The new allocation period in PASC starts on 1 January 2025. The selected projects cover various scientific disciplines and rely on interdisciplinary collaboration between domain scientists, mathematicians, computer scientists, computational scientists and software developers. The projects will receive funding from the Swiss High-Performance Computing and Networking (HPCN) initiative, which will finance around 22 full-time positions for the entire duration of the projects. All projects must provide matching funding. In addition, every project is awarded a development project on the “Alps” infrastructure with 15,000 node hours per year in compute resources.
The funded projects are the following:
- Boosting large-scale quantum transport simulations through GPU-based dedicated libraries (BoostQT), led by Mathieu Luisier, Professor at ETH Zurich.
- Correlated electrons on accelerated architectures from frequency-dependent response functions, led by Nicola Colonna, Tenure track scientist at PSI.
- Modular and user-friendly machine learning frameworks for atomistic modelling at scale, led by Michele Ceriotti, Professor at EPFL.
- Alpenglue - Advances in lattice applications for the next generation of large and fine discrete Quantum ChromoDynamics ensembles, led by Urs Wenger, Professor at the University of Bern.
- openQxD: Efficient QCD+QED Simulations with Various Boundary Conditions on GPUs, led by Marina Krstic Marinkovic, Professor at ETH Zurich.
- HiRAD-Gen - High-Resolution Atmospheric Downscaling Using Generative Machine Learning Models, led by Sebastian Schemm, Professor at ETH Zurich.

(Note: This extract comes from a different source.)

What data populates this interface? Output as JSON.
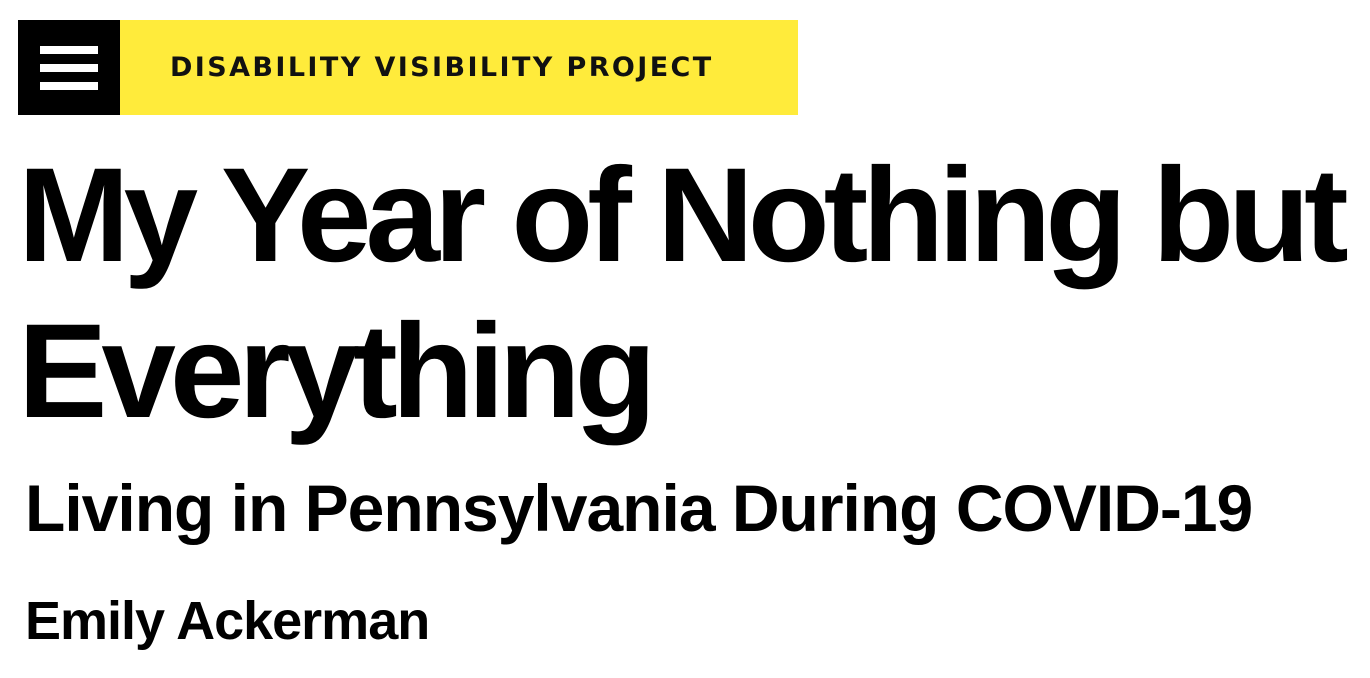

- Next-Generation Radio Interferometry II, led by Jean-Paul Kneib, Professor at EPFL.
- XSES-FSI: towards eXtreme scale Semi-Structured discretizations for Fluid-Structure Interaction, led by Patrick Zulian, Post-doctoral Researcher at UniDistance Suisse.
- OPAL-X – Object-oriented Parallel Accelerator Library for eXascale, led by Andreas Adelmann, Head of Laboratory for Simulation and Modelling at PSI.
- RandESC: Novel algorithms based on randomization and mixed precision for electronic-structure calculations, led by Laura Grigori, Professor at EPFL.
- Toward the next-generation simulations of the tokamak boundary, led by Paolo Ricci, Professor at EPFL.
- ∂GPU4GEO: Differentiable multi-physics solvers for extreme-scale geophysics simulations on GPUs, led by Ludovic Räss, Computational Geoscientist at the University of Lausanne.
- Accelerated Radiative Transfer Simulations for SKAO, led by Alexandre Refregier, Professor at ETH Zurich.
- Establishing the Portable Model for Multi-Scale Atmospheric Prediction, led by Heini Wernli, Prof. at ETH Zurich.